Nagel offers “a revision of the Darwinian picture rather than an outright denial of it” (p. 123), but he is still fully sold on the main mechanism. There are times he uses natural selection and random variation interchangeably as equally generating dynamics. But natural selection is not a generating force; it is a scaling back or reducing dynamic. And mutation has been shown to have a deleterious effect on organisms and has never proven to generate anything above a species.
Nagel doesn’t give a satisfying answer to the questions, “why is there something rather than nothing?” “And why are things the way they are?” He just assumes evolution is true. He mentions extremely speculative ideas such as panspermia for our origins. But the cosmological arguments for the existence of God marry science and logic. If we’re philosophically expounding on origins from natural causes, then demonstrating a first cause from logic seems appropriate. Maybe Aquinas and his first principles should be revisited, which might balance out the Kantian agnosticism that our culture suffers from.

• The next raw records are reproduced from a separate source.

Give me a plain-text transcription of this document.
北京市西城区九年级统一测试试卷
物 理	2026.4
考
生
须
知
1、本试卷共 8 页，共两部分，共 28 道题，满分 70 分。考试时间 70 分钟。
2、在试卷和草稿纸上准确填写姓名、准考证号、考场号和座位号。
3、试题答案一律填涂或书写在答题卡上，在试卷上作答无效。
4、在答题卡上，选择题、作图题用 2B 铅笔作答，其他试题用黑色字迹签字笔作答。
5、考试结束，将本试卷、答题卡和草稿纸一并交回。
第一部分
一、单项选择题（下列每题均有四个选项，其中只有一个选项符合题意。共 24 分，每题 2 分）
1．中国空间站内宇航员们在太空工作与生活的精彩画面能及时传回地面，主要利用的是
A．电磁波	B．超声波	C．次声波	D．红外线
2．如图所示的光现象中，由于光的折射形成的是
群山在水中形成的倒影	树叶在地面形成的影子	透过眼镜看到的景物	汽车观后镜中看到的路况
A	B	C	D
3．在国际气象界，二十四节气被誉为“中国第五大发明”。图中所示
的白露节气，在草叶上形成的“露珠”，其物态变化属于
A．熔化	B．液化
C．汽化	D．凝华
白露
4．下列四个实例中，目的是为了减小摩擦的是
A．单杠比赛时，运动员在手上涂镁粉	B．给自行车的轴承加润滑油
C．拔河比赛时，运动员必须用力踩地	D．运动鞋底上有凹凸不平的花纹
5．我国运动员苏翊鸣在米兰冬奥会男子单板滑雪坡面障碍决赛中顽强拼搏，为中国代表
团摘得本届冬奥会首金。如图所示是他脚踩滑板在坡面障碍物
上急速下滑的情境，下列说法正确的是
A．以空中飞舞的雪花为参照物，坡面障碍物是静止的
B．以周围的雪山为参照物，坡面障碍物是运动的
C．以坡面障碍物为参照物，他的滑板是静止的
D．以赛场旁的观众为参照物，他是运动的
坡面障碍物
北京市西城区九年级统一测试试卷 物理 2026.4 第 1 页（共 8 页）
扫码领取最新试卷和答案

Though brain function requires more than materialistic explanations, Nagel tries to carve out some reductionistic middle ground between mind and spirit. But again I wonder if Aquinas’ view of the mind isn’t more secure: “There must therefore be in the nature of man a proper principle of both operations, to wit, both an active and a potential intellect, and neither of them must be separate in being (or physically distinct), from the soul of man” (Summa Contra Gentiles).
Nagel’s barbs at intelligent design seem uninitiated. He says that an interventionist approach to the mind means making metaphysical claims about the attributes of the designer. But this is untrue. Design enters the scientific arena on science’s terms and concludes from the data that design is the best explanation. If somehow linking mental states to physically functioning organisms is plausible, then why can’t the activity of an intelligent agent be fundamental? Also, how can mind be central to the beginning of the universe and not information, which is intelligent design’s major contribution?
If the origin of values is confusing, they seem more so from an evolutionary developmental standpoint. After presenting quasi- scientific explanations, Nagel seems to be presupposing the thing he is trying to establish as his conclusion. For example, the following statement seems circular: “if we can understand our prereflective impressions of value-instinctive attractions and aversions, inclinations and inhibitions-as appearances of real value, then the cognitive process of discovering a systematic and consistent structure of general reasons and moral principles can be thought of as a way of moving from appearances to reality in a normative domain” (p. 108). What does that mean?
Mind and Cosmos is a good read for a certain curiosity. With such mystery surrounding the mind, perhaps more accurate explanations will lie in abstract ideas. But I didn’t find here an improvement over theistic notions. If you’re a reductionist, you might want more. It’s an intriguing thought that “the mental [is] a physically irreducible part of reality” (p. 62). But I’m left wondering, what is this “something that has happened” to the mind in evolution? (p. 85). Perhaps leaving us with that question is the purpose of the book. Or as he says, “philosophy cannot generate such explanations…but can only point out the obstacles to constructing them out of presently available materials” (p. 68).
Reductionsim says all of reality is reduced to material substances. Monism says all of reality is one, usually referring to some metaphysical force; anything not one with that is an illusion. Nagel’s monism says that mind is behind of all reality. But isn’t that sort of what intelligent design was saying all along? Theism has the best balance of all these aspects of reality. Things exist and can be known in their own right yet there is an ultimate reality beyond all material things.